Arkansas Attorney General Leslie Rutledge disagreed with today’s decision from the U.S. Ninth Circuit Court of Appeals, which essentially denies residents of San Diego County, California, the right of possession of a concealed handgun for self-defense outside the home.
“The idea that a State can completely ban or unfairly restrict the right of a law-abiding citizen to carry a concealed weapon ignores the written text and history of the Second Amendment and is unconstitutional,” said Attorney General Rutledge. “I believe states can create concealed carry permitting laws consistent with the Constitution, but such laws must be fair, even-handed and not unduly restrictive of the ability of citizens to actually obtain conceal and carry permits. San Diego County’s concealed carry permitting scheme amounts to a total or nearly total ban on concealed carry, which is why I joined an amicus brief in support of the gun owners in this case.”
Nevada Attorney General Adam Laxalt:
“I am disappointed that the U.S. Ninth Circuit Court of Appeals today, in a deeply fractured opinion, refused to acknowledge what should be clear from the United States Supreme Court’s cases: that individuals have a Second Amendment right to carry a firearm outside their homes. The dissenting judges in the Peruta case got it right when they said: ‘The Second Amendment is not a “second class” constitutional guarantee.’”

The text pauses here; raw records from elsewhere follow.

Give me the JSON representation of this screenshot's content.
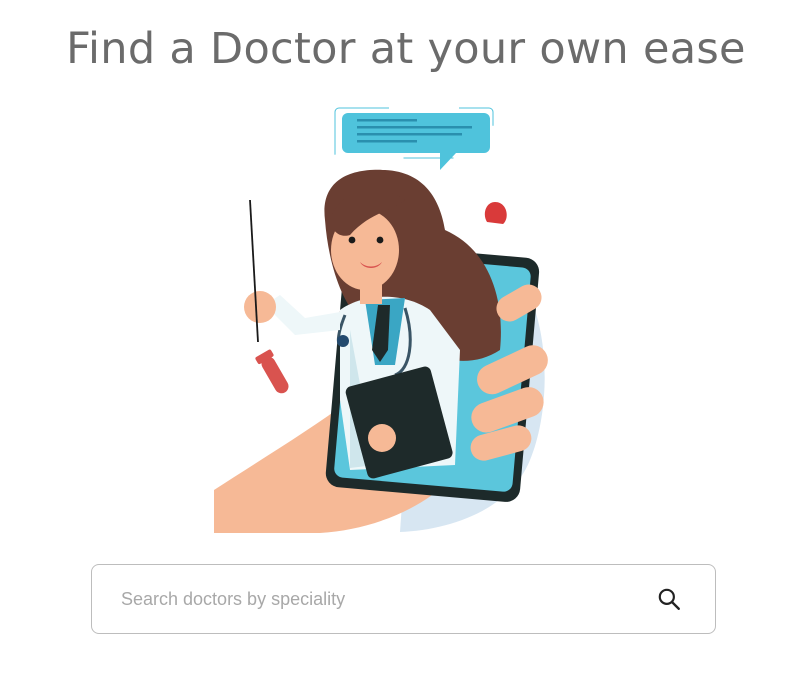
{
  "header": {
    "title": "Find a Doctor at your own ease"
  },
  "hero": {
    "illustration": "doctor-on-phone-illustration"
  },
  "search": {
    "placeholder": "Search doctors by speciality",
    "value": "",
    "icon": "search-icon"
  },
  "colors": {
    "title_text": "#6b6b6b",
    "input_border": "#bdbdbd",
    "placeholder": "#a8a8a8",
    "chat_bubble": "#4fc3dc"
  }
}
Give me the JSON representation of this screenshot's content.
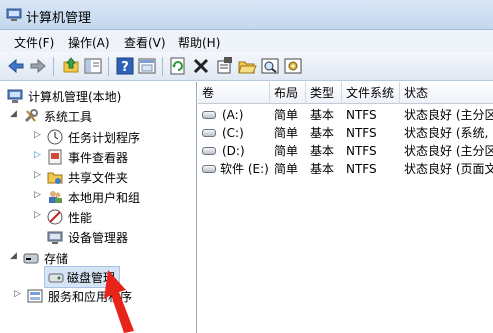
{
  "window": {
    "title": "计算机管理",
    "icon": "computer-management-icon"
  },
  "menu": [
    "文件(F)",
    "操作(A)",
    "查看(V)",
    "帮助(H)"
  ],
  "toolbar": {
    "icons": [
      "back-arrow-icon",
      "forward-arrow-icon",
      "up-folder-icon",
      "show-hide-tree-icon",
      "help-icon",
      "console-icon",
      "refresh-icon",
      "delete-icon",
      "properties-icon",
      "open-icon",
      "find-icon",
      "settings-icon"
    ]
  },
  "tree": {
    "root": "计算机管理(本地)",
    "system_tools": "系统工具",
    "task_scheduler": "任务计划程序",
    "event_viewer": "事件查看器",
    "shared_folders": "共享文件夹",
    "local_users": "本地用户和组",
    "performance": "性能",
    "device_manager": "设备管理器",
    "storage": "存储",
    "disk_management": "磁盘管理",
    "services": "服务和应用程序"
  },
  "table": {
    "columns": [
      "卷",
      "布局",
      "类型",
      "文件系统",
      "状态"
    ],
    "rows": [
      {
        "volume": "(A:)",
        "layout": "简单",
        "type": "基本",
        "fs": "NTFS",
        "status": "状态良好 (主分区"
      },
      {
        "volume": "(C:)",
        "layout": "简单",
        "type": "基本",
        "fs": "NTFS",
        "status": "状态良好 (系统,"
      },
      {
        "volume": "(D:)",
        "layout": "简单",
        "type": "基本",
        "fs": "NTFS",
        "status": "状态良好 (主分区"
      },
      {
        "volume": "软件 (E:)",
        "layout": "简单",
        "type": "基本",
        "fs": "NTFS",
        "status": "状态良好 (页面文"
      }
    ]
  },
  "colors": {
    "annotation_arrow": "#e8231a",
    "selected_row": "#d6e4f5"
  }
}
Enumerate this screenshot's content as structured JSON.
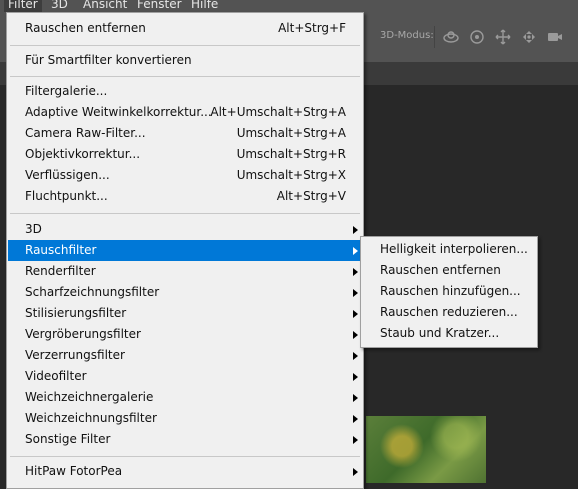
{
  "menubar": {
    "items": [
      "Filter",
      "3D",
      "Ansicht",
      "Fenster",
      "Hilfe"
    ]
  },
  "options_bar": {
    "mode_label": "3D-Modus:",
    "icons": [
      "orbit-icon",
      "roll-icon",
      "pan-icon",
      "slide-icon",
      "camera-icon"
    ]
  },
  "menu": {
    "items": [
      {
        "label": "Rauschen entfernen",
        "shortcut": "Alt+Strg+F"
      },
      {
        "label": "Für Smartfilter konvertieren",
        "shortcut": ""
      },
      {
        "label": "Filtergalerie...",
        "shortcut": ""
      },
      {
        "label": "Adaptive Weitwinkelkorrektur...",
        "shortcut": "Alt+Umschalt+Strg+A"
      },
      {
        "label": "Camera Raw-Filter...",
        "shortcut": "Umschalt+Strg+A"
      },
      {
        "label": "Objektivkorrektur...",
        "shortcut": "Umschalt+Strg+R"
      },
      {
        "label": "Verflüssigen...",
        "shortcut": "Umschalt+Strg+X"
      },
      {
        "label": "Fluchtpunkt...",
        "shortcut": "Alt+Strg+V"
      },
      {
        "label": "3D",
        "shortcut": ""
      },
      {
        "label": "Rauschfilter",
        "shortcut": ""
      },
      {
        "label": "Renderfilter",
        "shortcut": ""
      },
      {
        "label": "Scharfzeichnungsfilter",
        "shortcut": ""
      },
      {
        "label": "Stilisierungsfilter",
        "shortcut": ""
      },
      {
        "label": "Vergröberungsfilter",
        "shortcut": ""
      },
      {
        "label": "Verzerrungsfilter",
        "shortcut": ""
      },
      {
        "label": "Videofilter",
        "shortcut": ""
      },
      {
        "label": "Weichzeichnergalerie",
        "shortcut": ""
      },
      {
        "label": "Weichzeichnungsfilter",
        "shortcut": ""
      },
      {
        "label": "Sonstige Filter",
        "shortcut": ""
      },
      {
        "label": "HitPaw FotorPea",
        "shortcut": ""
      }
    ]
  },
  "submenu": {
    "items": [
      "Helligkeit interpolieren...",
      "Rauschen entfernen",
      "Rauschen hinzufügen...",
      "Rauschen reduzieren...",
      "Staub und Kratzer..."
    ]
  },
  "colors": {
    "highlight": "#0078d7",
    "menu_bg": "#f0f0f0",
    "app_bg": "#282828"
  }
}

“The U.S. Ninth Circuit Court of Appeals held today that residents have no Second Amendment right to carry a firearm outside their home for self-defense,” Alabama AG Luther Strange stated in a press release.
“In effect the appeals court ruled that San Diego County can outlaw guns outside the home by declining to issue anyone a permit. This court’s decision is a direct challenge to the Second Amendment and is unconstitutional,” Strange stated.
The court ruled in a 7-4 opinion in the case.